Dante is wise to place the various mythical monsters in hell because they symbolize the monsters in the underworld of our own human personalities and human society. These beasts are like something out of nightmares, and rightly so because they inhabit the twilight world, not only of hell but also of our subconscious.
They come from the realm of the dark–the underground–the caves–the desert places of our mind where the wild things are.
One of the most fascinating myths is that of the Minotaur. You can read more about it here if you are unfamiliar with the story.
The Minotaur was half bull, half huge and powerful man. The various mythic adventures about him and how Theseus defeated him are of secondary interest. What interests me is the symbolism of the myth.

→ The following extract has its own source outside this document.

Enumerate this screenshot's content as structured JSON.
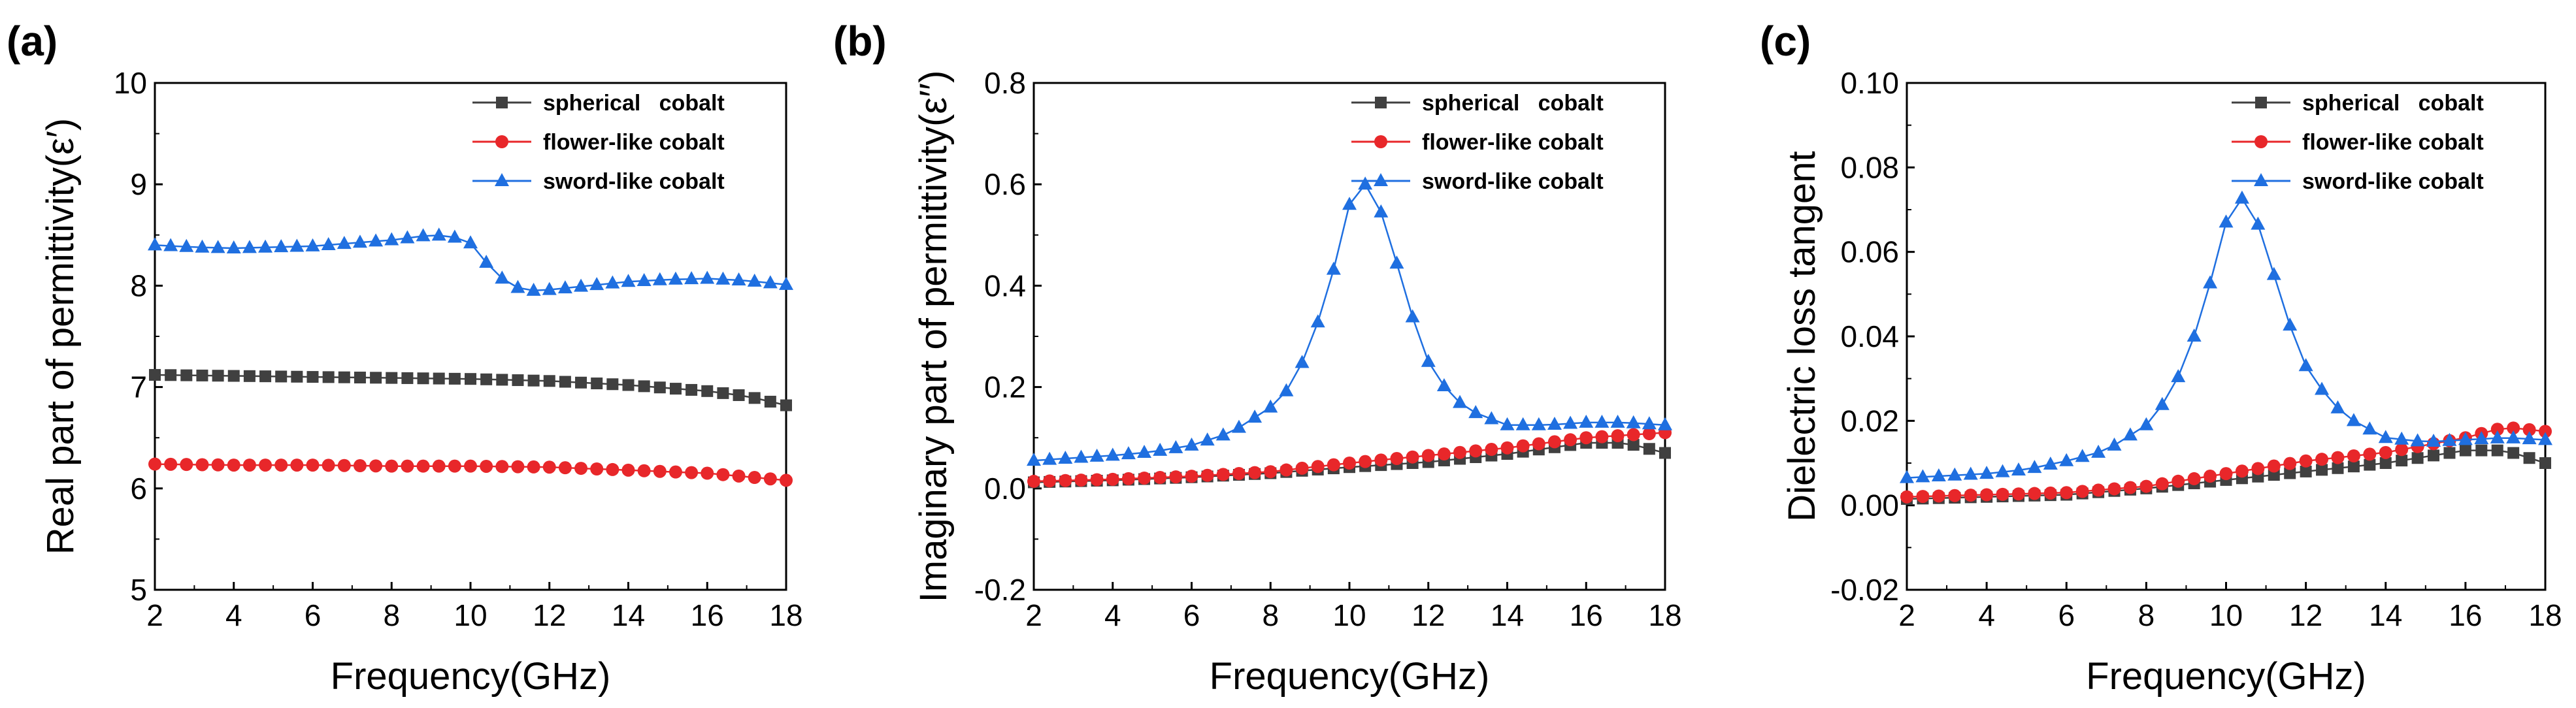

The Bull-Man is just what it looks like–a frighteningly powerful beast from hell. Like a bull he is powerful, unpredictable, hot blooded and stubborn. Not only immensely powerful, but the Minotaur is hidden– locked in the underground labyrinth beneath the palace of the king.
In the book I am developing, Minotaur stands for the underground evil–the lurking, potent force in the subterranean passageways of our lives. Beneath the shining successful surface of the palaces we create for ourselves, the Minotaur roams and roars.
What is this monster in our lives? It is the stubborn, unpredictable, chthonic urges rumbling below like a dormant volcano. This beast roams at will within the labyrinth of our underground lives. It is there that our kinship with Cain wanders about seeking whom he may devour.
Without redemption, the Minotaur dwells beneath our silken palaces and our shining exteriors.
Out of the darkness of the labyrinth the man speaks.
To defeat this underground monster of the dark we need the courage and cunning of Theseus whose name reminds us of “Jesus” which means “Savior”.
The Minotaur is all that is secret, dark and deep. He is the Balrog in the depths of Moira, and Lent is the time when we should be gathering our courage to face the foe.
This is why I love the economy and precision of the gospels. The more I read them, the more I realize what inspired literary brilliance they contain. In Mark’s account of Christ in the desert he says in passing that Jesus went into the desert and was “with the wild beasts.”
I do not think the evangelist is referring to lions and tigers and bears.
I believe he is telling us that Jesus was doing battle with the Minotaur, Medusa, Cerberus and all the other unthinkable monsters of the underworld.
I look forward to your new book. I think that not including Greek and Roman mythology in schools misses a chance for children to learn important life lessons in an entertaining and fairly easy understandable way.